Jan,

> Better look at the git commits upstream ("gitk v2.6.29..HEAD --
> drivers/net/e100.c", or so), they are more telling than an all-in-one
> diff. But already that diff tells me that upstream gained support for
> yet another adapter variant. Maybe it also received some bug fixes.>
>
I could port this RTNET driver to 2.6.33 however our (test) setup here is
2.6.29.


> That's simple: RTnet, RTDM, and Linux, no single RTAI bit.
>
I am looking at rtdm/drvlib.c and I saw the replacements for rt_task_* and
rt_sem_*.

How do I replace the barrier stuff? (I am coming from a pthreads
environment, hence the APIs I use.)


> Before suggesting that there are proper RTDM abstractions for this: Why
> do you need all this extra threading and IPC at all? And can't that be
> provided via some abstraction by RTnet, *up to the application*? What
> part of the normal RTnet RX/TX path (RX IRQ -> stack manager -> recv
> (application task) / send (application task) -> xmit handler) is
> problematic or insufficient for you?
>
> Well, I did not *represent* that I fully understand  the e100 driver. I
tried to keep most of the functionality in the driver in place trusting that
the authors *had a real need* for it [sans power management and WoL]. The
parts I do understand, e.g, LED blink timer, ioctl(), etc I removed.
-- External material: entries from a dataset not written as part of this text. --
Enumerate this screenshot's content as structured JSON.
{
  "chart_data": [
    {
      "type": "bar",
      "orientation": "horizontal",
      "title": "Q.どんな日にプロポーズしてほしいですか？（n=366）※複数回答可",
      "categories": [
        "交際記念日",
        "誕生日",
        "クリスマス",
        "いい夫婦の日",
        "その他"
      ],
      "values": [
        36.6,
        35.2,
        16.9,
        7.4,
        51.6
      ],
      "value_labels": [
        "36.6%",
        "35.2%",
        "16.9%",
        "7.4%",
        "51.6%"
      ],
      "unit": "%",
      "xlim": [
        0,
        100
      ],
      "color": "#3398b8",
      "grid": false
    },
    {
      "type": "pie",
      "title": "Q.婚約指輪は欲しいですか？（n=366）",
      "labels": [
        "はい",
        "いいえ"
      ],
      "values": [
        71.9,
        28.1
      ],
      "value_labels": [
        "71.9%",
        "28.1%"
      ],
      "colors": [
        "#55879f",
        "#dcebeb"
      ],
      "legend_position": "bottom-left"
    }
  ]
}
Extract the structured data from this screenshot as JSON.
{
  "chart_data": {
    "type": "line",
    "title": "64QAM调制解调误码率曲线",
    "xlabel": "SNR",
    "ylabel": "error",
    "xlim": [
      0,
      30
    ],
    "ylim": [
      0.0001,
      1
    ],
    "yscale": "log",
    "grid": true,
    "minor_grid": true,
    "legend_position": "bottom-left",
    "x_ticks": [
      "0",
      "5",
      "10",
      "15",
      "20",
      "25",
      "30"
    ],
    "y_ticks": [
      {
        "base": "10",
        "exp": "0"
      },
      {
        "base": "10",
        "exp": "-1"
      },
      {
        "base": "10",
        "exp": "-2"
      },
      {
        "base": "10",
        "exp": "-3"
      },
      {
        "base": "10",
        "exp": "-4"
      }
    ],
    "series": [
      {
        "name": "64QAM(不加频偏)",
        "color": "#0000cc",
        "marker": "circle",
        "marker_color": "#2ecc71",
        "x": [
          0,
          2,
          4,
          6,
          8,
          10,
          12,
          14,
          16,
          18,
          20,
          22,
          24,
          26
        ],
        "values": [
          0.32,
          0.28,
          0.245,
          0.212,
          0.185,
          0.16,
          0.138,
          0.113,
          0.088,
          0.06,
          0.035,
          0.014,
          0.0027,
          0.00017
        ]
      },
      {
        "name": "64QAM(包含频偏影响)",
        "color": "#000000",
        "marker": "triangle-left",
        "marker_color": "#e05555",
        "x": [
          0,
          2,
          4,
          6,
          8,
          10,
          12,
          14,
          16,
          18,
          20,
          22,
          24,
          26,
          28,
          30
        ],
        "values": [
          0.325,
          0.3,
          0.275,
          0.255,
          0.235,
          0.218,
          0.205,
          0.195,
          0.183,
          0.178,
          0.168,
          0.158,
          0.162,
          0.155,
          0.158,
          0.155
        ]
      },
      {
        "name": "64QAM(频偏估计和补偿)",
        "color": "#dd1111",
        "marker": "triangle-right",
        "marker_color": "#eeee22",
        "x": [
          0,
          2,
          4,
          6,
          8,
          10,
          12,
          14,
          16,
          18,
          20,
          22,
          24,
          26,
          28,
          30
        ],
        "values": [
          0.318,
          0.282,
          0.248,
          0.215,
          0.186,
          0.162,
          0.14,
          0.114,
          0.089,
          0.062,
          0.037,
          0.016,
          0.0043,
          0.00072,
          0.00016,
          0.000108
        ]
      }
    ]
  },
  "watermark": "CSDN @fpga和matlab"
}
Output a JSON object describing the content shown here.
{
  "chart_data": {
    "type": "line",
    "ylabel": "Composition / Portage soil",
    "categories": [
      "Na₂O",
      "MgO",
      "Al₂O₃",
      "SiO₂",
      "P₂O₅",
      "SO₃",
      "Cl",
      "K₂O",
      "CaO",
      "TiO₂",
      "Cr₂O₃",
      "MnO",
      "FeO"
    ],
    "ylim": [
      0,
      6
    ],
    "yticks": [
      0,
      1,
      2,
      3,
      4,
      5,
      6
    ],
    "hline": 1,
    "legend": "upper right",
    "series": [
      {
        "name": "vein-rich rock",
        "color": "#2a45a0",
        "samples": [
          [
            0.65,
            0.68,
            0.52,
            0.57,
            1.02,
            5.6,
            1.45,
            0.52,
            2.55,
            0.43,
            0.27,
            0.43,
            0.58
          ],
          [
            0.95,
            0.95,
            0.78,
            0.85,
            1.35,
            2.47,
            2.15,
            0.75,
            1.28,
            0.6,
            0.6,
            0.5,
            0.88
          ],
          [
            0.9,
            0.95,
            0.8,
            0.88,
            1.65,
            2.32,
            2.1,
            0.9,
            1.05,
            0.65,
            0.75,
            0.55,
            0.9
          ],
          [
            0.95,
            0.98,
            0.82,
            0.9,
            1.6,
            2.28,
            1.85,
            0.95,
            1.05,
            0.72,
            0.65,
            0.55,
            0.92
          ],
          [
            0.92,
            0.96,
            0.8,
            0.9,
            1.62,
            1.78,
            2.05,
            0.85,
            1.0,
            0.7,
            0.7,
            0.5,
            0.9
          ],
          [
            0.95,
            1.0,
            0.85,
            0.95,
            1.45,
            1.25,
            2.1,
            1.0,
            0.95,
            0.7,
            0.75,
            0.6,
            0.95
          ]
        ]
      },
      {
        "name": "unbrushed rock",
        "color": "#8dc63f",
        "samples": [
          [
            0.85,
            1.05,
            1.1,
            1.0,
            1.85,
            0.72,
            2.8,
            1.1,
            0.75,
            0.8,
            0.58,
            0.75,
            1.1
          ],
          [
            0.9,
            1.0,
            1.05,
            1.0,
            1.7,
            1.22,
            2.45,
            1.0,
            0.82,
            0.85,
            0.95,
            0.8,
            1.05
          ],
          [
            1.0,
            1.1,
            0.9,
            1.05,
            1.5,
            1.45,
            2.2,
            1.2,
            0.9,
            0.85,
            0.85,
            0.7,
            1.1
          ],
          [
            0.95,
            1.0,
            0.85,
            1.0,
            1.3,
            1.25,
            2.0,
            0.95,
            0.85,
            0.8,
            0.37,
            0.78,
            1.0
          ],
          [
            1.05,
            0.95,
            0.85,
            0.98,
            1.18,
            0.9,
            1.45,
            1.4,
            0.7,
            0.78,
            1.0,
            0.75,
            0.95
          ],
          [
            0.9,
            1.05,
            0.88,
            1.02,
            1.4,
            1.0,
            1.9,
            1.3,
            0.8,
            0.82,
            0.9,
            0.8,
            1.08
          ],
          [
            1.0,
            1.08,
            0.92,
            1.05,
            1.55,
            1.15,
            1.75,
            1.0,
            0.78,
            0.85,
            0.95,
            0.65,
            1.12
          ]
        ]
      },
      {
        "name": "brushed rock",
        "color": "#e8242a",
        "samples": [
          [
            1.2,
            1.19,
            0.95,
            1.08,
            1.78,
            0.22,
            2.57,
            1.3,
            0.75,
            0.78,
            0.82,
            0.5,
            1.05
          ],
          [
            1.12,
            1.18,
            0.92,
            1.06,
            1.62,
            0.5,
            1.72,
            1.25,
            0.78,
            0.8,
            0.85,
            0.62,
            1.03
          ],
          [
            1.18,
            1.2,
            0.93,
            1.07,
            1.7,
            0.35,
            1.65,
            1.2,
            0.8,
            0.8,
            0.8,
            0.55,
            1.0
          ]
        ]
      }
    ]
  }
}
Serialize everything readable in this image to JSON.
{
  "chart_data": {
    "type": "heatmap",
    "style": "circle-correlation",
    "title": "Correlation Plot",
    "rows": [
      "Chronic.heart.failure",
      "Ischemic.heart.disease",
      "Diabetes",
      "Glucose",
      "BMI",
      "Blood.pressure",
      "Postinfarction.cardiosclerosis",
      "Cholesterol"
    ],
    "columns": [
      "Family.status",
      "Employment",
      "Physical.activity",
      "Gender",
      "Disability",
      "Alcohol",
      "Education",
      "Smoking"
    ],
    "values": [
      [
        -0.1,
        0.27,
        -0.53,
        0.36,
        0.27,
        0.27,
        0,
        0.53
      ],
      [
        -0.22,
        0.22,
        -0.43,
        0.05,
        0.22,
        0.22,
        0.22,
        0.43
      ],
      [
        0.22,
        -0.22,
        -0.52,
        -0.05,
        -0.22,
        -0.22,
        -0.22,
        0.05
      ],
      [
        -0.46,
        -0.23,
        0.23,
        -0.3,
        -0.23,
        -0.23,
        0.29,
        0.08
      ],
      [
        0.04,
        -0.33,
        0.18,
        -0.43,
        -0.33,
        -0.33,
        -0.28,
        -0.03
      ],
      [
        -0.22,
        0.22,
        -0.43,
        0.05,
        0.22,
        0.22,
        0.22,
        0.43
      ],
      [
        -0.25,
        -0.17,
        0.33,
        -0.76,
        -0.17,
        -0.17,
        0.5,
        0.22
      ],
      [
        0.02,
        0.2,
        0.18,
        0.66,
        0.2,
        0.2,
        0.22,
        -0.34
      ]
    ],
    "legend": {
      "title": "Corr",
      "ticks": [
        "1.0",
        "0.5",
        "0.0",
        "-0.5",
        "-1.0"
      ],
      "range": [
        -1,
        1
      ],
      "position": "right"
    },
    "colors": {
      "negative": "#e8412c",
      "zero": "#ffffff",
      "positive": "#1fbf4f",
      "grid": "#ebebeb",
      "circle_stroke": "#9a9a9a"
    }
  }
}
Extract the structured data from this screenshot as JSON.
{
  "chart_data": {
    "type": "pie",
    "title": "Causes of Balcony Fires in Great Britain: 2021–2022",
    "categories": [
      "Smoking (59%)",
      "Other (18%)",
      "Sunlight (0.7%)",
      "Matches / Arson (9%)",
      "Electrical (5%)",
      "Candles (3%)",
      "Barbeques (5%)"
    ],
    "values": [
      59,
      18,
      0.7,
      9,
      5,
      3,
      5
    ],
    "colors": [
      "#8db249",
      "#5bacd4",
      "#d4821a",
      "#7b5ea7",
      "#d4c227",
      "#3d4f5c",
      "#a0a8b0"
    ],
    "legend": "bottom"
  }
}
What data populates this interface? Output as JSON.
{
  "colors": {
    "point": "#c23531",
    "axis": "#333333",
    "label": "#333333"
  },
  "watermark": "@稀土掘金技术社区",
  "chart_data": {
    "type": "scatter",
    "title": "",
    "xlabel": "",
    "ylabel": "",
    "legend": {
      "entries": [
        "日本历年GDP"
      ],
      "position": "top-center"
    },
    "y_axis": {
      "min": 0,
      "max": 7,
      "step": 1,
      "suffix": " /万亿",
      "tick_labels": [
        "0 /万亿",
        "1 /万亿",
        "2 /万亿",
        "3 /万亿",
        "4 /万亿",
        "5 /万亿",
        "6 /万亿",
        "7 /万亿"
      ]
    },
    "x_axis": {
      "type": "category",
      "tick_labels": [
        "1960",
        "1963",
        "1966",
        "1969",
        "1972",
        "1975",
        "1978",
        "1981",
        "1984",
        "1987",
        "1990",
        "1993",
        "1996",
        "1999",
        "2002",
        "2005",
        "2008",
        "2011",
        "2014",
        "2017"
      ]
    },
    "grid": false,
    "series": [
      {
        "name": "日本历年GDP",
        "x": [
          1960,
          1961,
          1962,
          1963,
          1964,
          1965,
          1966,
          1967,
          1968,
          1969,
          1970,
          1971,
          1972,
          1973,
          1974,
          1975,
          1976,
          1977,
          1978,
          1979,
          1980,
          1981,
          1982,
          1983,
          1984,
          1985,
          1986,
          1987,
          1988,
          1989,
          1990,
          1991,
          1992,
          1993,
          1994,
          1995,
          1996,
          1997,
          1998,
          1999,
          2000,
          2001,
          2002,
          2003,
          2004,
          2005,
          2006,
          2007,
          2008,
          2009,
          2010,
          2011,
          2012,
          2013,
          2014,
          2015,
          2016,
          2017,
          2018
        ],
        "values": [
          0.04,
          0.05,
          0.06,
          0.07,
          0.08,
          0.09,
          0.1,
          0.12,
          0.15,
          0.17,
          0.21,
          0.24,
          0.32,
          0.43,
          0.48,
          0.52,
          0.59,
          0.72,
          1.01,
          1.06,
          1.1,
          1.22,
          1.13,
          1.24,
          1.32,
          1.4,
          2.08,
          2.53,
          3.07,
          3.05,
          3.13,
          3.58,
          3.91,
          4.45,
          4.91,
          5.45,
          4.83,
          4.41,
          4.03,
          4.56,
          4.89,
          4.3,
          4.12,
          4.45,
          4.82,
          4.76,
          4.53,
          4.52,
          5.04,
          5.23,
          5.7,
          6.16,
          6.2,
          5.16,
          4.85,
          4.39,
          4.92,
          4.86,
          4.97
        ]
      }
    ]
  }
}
Some
power-managemnt bits are re-used in the normal driver.

I tried to replace Linux delayed-work schemes with  RTAI/RTNET equivalents.
(I assumed that the WTD is required to correct chipset bugs -- and I
stumbled into them in the rt_eepro100 driver).

As I am new a to this RT bussiness I implemented a quick IPC scheme that
allows the driver to function as it does in normal Linux.

The RX path is problematic as (again) we intend to drive it from a
FPGA-fired timer IRQ as our IRQ (#11) is shared with USB and sometimes that
wrecks havoc with network timing. Hence using a binary semaphore that is
being kicked by the card IRQ (in the initial port) or by the FPGA IRQ (in
our setup) + a thread.

My question for you is whether it's *correct* to have a Linux timer signal a
RTDM semaphore that is being waited on by a RTDM thread?